The effect of mergers on efficiency and productivity of public transport services


James Odeck

Document Type

Journal Article

Publication Date


Subject Area

economics - economies of scale, mode - bus, mode - mass transit


Transit, Public transit, Productivity, Production rate, Norway, Motor bus transportation, Mergers, Mass transit, Markets, Local transit, Intercity bus transportation, Efficiency, Economies of scale, Companies, Bus transportation


Merger is a process whereby two or more companies merge into one company to strengthen their market positions. Merger in the bus transport sector has been prevalent in Europe, and elsewhere, since the early 1990s. A question rarely addressed by researchers of transportation is the extent to which mergers lead to efficiency by which services are provided to the public.
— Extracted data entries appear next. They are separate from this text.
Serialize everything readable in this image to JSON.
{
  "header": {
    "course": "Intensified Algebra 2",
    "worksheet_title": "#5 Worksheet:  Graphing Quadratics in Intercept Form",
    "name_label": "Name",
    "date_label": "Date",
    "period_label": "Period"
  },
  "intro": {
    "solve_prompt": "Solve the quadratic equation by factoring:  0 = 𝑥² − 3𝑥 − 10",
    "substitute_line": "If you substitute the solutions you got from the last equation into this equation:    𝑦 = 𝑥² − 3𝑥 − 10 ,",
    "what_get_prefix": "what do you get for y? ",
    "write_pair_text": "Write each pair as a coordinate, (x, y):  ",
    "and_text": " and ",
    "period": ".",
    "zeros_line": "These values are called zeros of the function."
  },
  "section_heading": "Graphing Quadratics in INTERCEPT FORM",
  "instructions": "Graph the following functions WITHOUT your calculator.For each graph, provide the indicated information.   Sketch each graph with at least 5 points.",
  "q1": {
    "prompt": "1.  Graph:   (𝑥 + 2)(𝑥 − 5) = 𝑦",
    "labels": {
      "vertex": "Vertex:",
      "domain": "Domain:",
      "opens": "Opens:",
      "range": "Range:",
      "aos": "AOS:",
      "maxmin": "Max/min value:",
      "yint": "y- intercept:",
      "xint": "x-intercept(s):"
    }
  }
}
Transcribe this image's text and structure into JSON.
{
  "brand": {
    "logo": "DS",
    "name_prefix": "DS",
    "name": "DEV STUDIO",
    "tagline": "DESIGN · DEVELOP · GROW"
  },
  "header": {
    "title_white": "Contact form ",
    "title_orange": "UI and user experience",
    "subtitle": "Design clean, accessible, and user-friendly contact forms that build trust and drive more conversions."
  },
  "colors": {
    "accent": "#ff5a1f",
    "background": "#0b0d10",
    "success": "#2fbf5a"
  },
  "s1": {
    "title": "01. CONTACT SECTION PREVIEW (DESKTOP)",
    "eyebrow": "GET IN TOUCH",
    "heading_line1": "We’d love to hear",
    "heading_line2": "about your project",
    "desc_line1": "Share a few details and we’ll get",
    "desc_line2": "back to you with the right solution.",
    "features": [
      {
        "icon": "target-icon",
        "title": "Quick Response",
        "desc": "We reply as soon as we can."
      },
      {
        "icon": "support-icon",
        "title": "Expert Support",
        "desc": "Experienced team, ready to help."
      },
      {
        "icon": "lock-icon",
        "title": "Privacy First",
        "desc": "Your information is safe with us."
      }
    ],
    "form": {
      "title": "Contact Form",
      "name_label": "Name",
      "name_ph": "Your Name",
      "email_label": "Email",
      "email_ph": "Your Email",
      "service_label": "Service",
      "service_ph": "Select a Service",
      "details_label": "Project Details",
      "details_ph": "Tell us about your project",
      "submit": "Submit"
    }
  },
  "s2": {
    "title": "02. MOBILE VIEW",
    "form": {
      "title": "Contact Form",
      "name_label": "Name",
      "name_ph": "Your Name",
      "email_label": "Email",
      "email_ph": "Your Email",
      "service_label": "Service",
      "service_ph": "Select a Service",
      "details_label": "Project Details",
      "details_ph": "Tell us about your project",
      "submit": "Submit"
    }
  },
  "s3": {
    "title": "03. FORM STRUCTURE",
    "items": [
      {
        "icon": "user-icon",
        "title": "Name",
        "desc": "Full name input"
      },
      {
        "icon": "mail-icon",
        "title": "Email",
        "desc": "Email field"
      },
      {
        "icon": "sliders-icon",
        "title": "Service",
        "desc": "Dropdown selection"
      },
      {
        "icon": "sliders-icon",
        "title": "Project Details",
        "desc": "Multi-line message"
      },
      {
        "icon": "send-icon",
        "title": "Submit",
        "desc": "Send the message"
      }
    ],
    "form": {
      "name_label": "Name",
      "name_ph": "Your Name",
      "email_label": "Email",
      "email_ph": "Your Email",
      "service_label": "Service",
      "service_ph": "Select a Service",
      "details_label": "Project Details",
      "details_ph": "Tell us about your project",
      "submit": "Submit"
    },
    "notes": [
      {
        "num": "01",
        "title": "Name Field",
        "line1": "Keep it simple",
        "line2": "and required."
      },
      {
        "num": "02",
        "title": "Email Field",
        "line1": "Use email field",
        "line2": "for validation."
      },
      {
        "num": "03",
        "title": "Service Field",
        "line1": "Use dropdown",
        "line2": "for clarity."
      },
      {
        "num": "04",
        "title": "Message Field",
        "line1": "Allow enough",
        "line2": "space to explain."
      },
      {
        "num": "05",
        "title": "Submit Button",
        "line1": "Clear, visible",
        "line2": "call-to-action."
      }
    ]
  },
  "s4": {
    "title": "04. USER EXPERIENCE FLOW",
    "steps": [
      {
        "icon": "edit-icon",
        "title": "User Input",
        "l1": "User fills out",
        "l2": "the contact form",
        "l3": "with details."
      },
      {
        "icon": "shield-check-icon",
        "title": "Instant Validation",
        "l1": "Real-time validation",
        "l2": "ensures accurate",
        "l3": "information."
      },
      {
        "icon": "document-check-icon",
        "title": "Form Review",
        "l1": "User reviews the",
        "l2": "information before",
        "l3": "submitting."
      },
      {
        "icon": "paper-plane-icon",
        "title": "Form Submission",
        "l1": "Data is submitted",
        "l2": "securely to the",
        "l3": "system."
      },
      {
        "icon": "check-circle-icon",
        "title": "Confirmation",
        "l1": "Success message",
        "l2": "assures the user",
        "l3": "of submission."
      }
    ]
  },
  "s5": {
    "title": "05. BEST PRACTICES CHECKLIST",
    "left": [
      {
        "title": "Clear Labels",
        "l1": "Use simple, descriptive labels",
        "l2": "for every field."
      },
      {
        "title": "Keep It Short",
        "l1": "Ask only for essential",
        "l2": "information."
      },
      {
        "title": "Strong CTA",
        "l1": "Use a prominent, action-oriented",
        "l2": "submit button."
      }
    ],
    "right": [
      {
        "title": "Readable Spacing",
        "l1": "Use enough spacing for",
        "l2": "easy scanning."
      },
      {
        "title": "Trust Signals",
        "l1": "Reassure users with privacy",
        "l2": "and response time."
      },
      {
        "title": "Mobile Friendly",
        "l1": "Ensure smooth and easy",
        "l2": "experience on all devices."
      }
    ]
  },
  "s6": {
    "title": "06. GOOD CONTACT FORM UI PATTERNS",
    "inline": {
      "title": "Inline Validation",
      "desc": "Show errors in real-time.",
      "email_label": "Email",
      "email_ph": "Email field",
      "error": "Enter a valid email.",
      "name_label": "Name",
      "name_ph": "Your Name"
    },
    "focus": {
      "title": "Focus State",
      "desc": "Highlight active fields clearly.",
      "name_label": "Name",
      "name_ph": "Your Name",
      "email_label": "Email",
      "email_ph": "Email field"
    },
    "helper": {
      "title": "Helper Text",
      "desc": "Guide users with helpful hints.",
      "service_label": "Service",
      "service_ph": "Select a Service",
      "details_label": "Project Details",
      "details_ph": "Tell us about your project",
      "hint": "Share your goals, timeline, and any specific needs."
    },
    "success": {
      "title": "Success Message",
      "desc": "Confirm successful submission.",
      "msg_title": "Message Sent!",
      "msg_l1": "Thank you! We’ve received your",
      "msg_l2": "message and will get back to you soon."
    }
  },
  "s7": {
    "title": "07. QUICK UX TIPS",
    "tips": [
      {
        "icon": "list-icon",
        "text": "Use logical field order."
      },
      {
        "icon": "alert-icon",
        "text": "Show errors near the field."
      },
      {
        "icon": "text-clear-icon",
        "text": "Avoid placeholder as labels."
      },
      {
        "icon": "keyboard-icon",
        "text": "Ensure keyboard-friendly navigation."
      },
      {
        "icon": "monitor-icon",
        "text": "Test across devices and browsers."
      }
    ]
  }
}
This is the substantive issue in this paper in which Norwegian data are used to assess the impact that mergers have on the performances of bus companies. The data cover the period 1995-2002; 1995-1998 are the pre-mergers years and the post-merger years are 1999-2002. The framework for the analyses is that of data envelopment analysis and the Malmquist productivity index (MPI) to investigate the impacts of mergers on efficiency and productivity growth, respectively. It is found that: (1) there is great potential for efficiency and productivity improvements in the bus industry; (2) mergers outperformed non-mergers as far as scale efficiency was concerned; and (3) the merger process led to productivity improvements in the post-merger periods for the reasons that merged companies utilized their scale economies to improve efficiencies while the non-mergers significantly became more technically innovative in order to be competitive. These results are an asset to the less-explored field of the impact of mergers in transportation.